Senior track and field athlete Isabella Narvaez has been a stud sprinter for the Blue for the past three years. Narvaez has broken numerous records at Wellesley and won an individual NEWMAC championship in the 400m in 2015. Her speed is impressive but her athleticism is defined by her work ethic. Narvaez was just named the Wellesley Strength & Conditioning Athlete of the Month, an award given to one athlete out of all of the varsity athletes who exemplifies hard work. This work ethic transfers off the field where Narvaez excels in the classroom as a Biology major and Psychology minor.
As a pre-med student and a track star, Narvaez, gave me a glimpse into this lifestyle that forces discipline and organization. “Athletics does not allow you to procrastinate,” said Narvaez. Having two labs each semester along with a grueling training schedule compels her to finish homework as soon as she gets it.
During the off-season in the fall, timetables are less structured, “I have more time to do my readings, go to office hours and just spend time with myself,” Narvaez reflected. Since she loves the outdoors, Narvaez spends a lot of her time running around the lake or exploring nearby towns. She makes it a point to work out every day, even when not in season, in an attempt to prepare herself mentally and physically for when track season approaches.
Being a morning person, Narvaez works as much as she can before class, as the evening brings with it the exhaustion of practice and the general desire to go to bed early. On the weekends, she prefers staying in with tea, pajamas and a movie, and always makes sure to get seven to eight hours of sleep every night.

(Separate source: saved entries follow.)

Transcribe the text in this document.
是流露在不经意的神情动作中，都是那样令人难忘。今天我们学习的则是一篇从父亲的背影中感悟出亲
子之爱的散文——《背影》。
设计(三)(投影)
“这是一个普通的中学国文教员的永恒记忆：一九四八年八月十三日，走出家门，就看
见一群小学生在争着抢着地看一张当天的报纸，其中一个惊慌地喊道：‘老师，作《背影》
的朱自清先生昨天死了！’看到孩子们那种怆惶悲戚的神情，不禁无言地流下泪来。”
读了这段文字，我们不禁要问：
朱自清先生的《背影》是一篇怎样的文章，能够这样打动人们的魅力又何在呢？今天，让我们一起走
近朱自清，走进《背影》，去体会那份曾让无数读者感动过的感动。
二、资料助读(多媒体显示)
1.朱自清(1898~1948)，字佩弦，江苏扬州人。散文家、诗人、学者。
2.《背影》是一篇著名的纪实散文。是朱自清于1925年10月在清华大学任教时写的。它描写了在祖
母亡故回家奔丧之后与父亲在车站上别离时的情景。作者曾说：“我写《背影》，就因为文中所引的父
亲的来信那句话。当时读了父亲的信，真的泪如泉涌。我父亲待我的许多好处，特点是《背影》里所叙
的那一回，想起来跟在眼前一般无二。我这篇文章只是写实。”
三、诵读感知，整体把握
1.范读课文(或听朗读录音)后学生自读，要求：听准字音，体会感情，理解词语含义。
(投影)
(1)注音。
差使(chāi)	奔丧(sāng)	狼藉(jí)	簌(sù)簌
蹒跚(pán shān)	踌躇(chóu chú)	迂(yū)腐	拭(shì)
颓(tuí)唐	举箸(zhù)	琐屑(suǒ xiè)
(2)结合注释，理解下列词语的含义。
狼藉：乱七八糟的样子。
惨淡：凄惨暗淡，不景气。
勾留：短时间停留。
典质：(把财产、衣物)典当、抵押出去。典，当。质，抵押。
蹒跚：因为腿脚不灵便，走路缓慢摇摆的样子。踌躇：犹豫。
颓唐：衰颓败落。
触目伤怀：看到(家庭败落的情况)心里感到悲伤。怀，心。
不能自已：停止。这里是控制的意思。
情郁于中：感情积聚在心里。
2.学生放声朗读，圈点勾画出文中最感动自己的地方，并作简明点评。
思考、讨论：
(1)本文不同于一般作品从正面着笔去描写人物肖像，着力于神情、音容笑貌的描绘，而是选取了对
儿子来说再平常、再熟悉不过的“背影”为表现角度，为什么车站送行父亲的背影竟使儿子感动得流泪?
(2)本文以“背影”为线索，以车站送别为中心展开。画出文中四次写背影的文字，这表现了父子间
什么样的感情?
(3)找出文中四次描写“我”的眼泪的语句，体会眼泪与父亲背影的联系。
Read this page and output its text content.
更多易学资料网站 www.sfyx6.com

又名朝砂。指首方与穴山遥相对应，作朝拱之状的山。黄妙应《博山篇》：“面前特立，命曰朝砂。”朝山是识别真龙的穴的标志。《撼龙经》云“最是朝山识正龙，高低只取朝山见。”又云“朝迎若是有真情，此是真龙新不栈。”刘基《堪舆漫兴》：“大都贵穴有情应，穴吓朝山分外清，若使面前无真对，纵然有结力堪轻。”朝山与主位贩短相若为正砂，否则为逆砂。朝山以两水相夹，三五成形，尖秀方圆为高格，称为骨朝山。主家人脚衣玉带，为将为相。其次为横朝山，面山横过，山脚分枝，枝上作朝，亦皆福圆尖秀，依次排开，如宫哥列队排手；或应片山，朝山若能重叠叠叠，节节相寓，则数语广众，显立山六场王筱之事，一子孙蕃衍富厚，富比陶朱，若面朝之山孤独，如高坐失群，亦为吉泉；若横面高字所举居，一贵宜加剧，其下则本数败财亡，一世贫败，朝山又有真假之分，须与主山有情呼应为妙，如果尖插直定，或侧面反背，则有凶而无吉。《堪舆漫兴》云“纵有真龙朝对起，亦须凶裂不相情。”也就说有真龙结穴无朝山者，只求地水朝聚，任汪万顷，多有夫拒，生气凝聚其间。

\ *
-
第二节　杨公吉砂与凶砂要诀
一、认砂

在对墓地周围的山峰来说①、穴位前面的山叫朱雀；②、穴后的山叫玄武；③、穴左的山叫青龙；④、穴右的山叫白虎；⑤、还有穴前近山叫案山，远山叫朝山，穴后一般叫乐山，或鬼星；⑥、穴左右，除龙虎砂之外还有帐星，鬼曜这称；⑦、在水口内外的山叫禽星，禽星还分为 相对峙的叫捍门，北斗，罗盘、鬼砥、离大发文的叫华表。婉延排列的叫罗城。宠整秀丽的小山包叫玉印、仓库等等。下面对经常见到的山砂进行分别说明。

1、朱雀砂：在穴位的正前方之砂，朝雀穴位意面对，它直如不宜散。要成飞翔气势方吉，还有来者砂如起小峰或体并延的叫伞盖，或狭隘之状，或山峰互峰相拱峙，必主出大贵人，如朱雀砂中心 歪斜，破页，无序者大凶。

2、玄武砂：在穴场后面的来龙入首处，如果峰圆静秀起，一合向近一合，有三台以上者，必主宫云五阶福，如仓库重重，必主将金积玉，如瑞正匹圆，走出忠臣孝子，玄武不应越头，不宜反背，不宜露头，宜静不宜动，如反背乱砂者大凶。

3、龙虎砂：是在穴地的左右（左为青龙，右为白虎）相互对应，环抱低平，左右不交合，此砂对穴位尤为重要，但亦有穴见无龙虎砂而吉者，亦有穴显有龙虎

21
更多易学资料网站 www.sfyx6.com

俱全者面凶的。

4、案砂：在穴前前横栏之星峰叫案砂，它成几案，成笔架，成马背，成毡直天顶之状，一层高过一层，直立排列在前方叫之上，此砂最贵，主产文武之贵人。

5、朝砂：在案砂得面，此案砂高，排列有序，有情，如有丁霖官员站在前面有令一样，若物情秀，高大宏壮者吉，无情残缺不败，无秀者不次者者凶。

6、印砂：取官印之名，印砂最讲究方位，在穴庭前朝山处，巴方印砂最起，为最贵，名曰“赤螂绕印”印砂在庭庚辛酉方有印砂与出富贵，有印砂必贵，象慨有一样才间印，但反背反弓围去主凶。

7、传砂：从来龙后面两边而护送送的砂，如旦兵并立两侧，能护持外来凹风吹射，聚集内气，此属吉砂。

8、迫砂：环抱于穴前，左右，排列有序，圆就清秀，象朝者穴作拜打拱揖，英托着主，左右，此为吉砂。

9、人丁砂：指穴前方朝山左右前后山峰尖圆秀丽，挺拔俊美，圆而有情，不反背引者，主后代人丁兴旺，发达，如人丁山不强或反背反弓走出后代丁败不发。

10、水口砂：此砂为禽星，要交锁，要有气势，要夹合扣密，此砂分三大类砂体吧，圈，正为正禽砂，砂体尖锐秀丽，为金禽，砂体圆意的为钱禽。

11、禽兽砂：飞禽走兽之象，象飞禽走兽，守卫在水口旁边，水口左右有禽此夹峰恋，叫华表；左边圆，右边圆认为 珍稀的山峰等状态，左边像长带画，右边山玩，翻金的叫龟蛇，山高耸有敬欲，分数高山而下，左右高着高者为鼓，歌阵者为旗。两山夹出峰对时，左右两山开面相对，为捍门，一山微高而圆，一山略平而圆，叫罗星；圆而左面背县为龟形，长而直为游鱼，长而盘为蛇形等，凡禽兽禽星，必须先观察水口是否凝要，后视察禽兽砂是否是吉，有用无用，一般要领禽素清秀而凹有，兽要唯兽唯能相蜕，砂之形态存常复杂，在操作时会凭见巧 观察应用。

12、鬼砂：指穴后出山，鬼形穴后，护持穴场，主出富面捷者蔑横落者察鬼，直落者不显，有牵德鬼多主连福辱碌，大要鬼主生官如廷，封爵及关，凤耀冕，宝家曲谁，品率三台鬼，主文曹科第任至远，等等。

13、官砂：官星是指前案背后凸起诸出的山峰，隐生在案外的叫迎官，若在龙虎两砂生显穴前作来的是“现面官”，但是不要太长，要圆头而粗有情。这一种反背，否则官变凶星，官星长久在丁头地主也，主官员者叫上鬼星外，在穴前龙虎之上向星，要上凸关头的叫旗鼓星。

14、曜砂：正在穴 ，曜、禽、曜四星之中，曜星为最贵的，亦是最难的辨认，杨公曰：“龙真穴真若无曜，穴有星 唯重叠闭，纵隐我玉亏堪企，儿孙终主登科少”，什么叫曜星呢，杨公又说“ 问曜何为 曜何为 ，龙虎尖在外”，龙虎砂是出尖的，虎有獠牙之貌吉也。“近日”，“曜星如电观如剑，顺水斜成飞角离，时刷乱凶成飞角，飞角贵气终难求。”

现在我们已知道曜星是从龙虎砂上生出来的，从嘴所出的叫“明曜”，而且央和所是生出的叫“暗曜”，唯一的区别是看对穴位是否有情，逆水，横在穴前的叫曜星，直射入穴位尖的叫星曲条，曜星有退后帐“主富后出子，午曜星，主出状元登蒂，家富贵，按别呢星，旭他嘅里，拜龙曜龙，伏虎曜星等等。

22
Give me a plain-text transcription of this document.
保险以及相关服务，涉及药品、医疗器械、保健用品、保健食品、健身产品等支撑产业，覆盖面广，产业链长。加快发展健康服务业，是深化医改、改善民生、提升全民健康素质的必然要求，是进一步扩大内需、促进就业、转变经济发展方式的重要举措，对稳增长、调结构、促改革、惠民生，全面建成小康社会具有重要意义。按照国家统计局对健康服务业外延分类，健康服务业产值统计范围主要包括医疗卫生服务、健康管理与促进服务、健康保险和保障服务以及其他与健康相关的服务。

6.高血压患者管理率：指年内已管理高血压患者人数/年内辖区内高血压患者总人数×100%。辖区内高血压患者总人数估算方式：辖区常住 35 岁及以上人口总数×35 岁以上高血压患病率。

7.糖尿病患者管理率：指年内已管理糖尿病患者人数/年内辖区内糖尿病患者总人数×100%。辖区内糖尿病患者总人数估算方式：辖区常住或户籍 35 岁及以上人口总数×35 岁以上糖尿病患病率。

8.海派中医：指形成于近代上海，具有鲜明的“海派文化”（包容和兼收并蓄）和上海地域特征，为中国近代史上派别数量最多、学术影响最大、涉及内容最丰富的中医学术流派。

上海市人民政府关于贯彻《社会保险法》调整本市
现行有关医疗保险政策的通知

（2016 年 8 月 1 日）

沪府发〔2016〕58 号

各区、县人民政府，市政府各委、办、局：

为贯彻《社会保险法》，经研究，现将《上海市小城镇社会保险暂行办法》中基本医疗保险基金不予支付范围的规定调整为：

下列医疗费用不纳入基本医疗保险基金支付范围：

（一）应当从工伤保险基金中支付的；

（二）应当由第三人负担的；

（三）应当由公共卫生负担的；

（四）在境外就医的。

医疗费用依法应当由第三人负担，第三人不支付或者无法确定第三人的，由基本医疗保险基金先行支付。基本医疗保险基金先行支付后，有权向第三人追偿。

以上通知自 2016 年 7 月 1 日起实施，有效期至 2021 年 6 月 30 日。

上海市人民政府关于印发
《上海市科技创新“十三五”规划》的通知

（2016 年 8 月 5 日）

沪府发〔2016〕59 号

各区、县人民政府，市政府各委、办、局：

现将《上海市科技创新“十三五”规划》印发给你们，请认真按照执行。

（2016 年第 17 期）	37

When season rolls around, Narvaez says, “It’s a totally different mentality. I become more conscious of how I utilize my time.” Meets happen every Saturday and homework has to be done in any free time available. Practice is for two hours, five days a week and workouts alternate between sprints, endurance training and lifting. Even though this routine does get exhausting and monotonous at times, Narvaez insists that her coaches and teammates make going to practice worth it. “Practice is like a happy bubble- in those two hours I forget all about work and put in my 110% into every rep, alongside my teammates.” Narvaez feels that there is a certain magic in this repetitive daily cycle. “The more you do something, the better you get at it”, Narvaez says. When asked what keeps her going, she answered, “I always want to keep improving that’s how I measure success. I thrive on competing against myself and breaking my own records.”
Having friends who are mostly athletes, Narvaez knows that they understand her routine and relate to it. She enjoys running into them at the KSC and seeing that they are all working as hard as she is. Even though maintaining this rigid lifestyle becomes tough at times, Narvaez sets her priorities straight. She knows that family comes first, followed by school and sports. Most importantly, she always remembers to prioritize herself somewhere in between.
In the midst of all this athletic chaos, Narvaez still makes time to do the things she loves, which vary from going on day trips with friends, to attending the Charles Regatta every year, “When the whole of Cambridge lights up,” she reminisces fondly. This year, Narvaez will be volunteering in the emergency department at the Wellesley Hospital. It’s a miracle how she does so much and still has time for all her meals. Her fervent advice to all athletes is, “Just have fun. Don’t let your commitment to being an athlete stop you from doing other things you love or want to try out. If you really want to do something, it is completely possible to make the time for it.” Even though she is still learning to cope today, she believes that the key to making this life work is to want it really badly, and to stay patient, persevering and determined through it all.